Any suggestions and improvements are welcome. Shashank Moghe • Jun 22, 2015
Prashant Kumar Sharma
I have this conceptual problem which I asked many people regarding pressure velocity problem and many got confused, I later turned this problem into pressure velocity paradox.Please help me with this problem:

Suppose you take a pipe of uniform cross-section with which has got lots of bends( the setup in on a horizontal table). Now, water flows in and due to lots of bends there would be head losses and so, the pressure at the inlet would not be same as at the exit.
Now the problem is, if we apply continuity equation A1V1=A2V2 and the inlet and exit then the velocity must be same( since the area is same throughout).
But according to Bernoulli, change in pressure energy is equal to change in kinetic energy, and since the pressure has changed so should the velocity at different points.

You have not taken the friction into consideration. There is energy loss at the walls of the pipe. The inlet and the outlet velocity would not be the same, unless you are considering frictionless, incompressible flow. Whenever you encounter a negation to the conservation of energy, just re-think for a second - everything clears on the second thought. rahul69 • Jun 22, 2015
Prashant Kumar Sharma
I have this conceptual problem which I asked many people regarding pressure velocity problem and many got confused, I later turned this problem into pressure velocity paradox.Please help me with this problem:

Suppose you take a pipe of uniform cross-section with which has got lots of bends( the setup in on a horizontal table). Now, water flows in and due to lots of bends there would be head losses and so, the pressure at the inlet would not be same as at the exit.
Now the problem is, if we apply continuity equation A1V1=A2V2 and the inlet and exit then the velocity must be same( since the area is same throughout).
But according to Bernoulli, change in pressure energy is equal to change in kinetic energy, and since the pressure has changed so should the velocity at different points.

If the fluid flow is steady and the liquid is incompressible, then ideally,
A1V1=A2V2, it will hold true.
Now as far as Bernoulli's equation, change of pressure energy will not be there if bend is smooth ( and cross sectional area doesnot changes).
In case of steep bends, pressure will change but cross sectional area at that point will also change, thus A2 will also change, compensating for change in velocity.
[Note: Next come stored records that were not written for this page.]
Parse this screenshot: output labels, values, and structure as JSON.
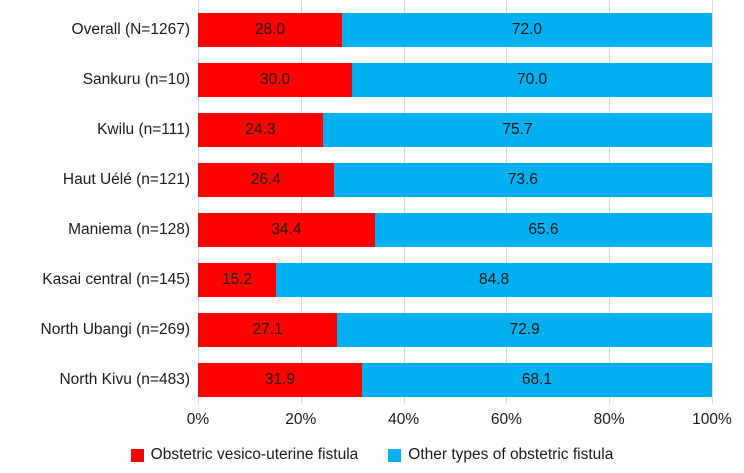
{
  "chart_data": {
    "type": "bar",
    "orientation": "horizontal-stacked",
    "title": "",
    "xlabel": "",
    "ylabel": "",
    "categories": [
      "Overall (N=1267)",
      "Sankuru (n=10)",
      "Kwilu (n=111)",
      "Haut Uélé (n=121)",
      "Maniema (n=128)",
      "Kasai central (n=145)",
      "North Ubangi (n=269)",
      "North Kivu (n=483)"
    ],
    "series": [
      {
        "name": "Obstetric vesico-uterine fistula",
        "color": "#ff0000",
        "values": [
          28.0,
          30.0,
          24.3,
          26.4,
          34.4,
          15.2,
          27.1,
          31.9
        ],
        "labels": [
          "28.0",
          "30.0",
          "24.3",
          "26.4",
          "34.4",
          "15.2",
          "27.1",
          "31.9"
        ]
      },
      {
        "name": "Other types of obstetric fistula",
        "color": "#00b0f0",
        "values": [
          72.0,
          70.0,
          75.7,
          73.6,
          65.6,
          84.8,
          72.9,
          68.1
        ],
        "labels": [
          "72.0",
          "70.0",
          "75.7",
          "73.6",
          "65.6",
          "84.8",
          "72.9",
          "68.1"
        ]
      }
    ],
    "x_axis": {
      "min": 0,
      "max": 100,
      "tick_values": [
        0,
        20,
        40,
        60,
        80,
        100
      ],
      "ticks": [
        "0%",
        "20%",
        "40%",
        "60%",
        "80%",
        "100%"
      ]
    },
    "grid": true,
    "gridline_color": "#d9d9d9",
    "legend_position": "bottom",
    "value_label_color": "#1a1a1a"
  }
}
Think of it as in this way, if pipe is full of water, and u start pushing 200 ml of water each second, 200 ml of water will come out each second (as water cannot disappear in between).
I am no expert in this field, but I go with common experience that I have of physical phenomenon😀 Prashant Kumar Sharma
But according to Bernoulli, change in pressure energy is equal to change in kinetic energy, and since the pressure has changed so should the velocity at different points.
In logic, there is a statement 'A implies B'. A is true. Then B has to be true. B is true. A need not be true.
I use umbrella if it rains. It rains. So I take an umbrella. On the other hand I take an umbrella. It is not raining. I have taken the umbrella because the sun is fierce.
Likewise, decrease in pressure energy should lead to change in kinetic energy. However, it assumes that no other energy change is involved. The issue is what Shashank raised. Friction loss, which will appear as heat (Conservation law). This leads to pressure loss without affecting velocity.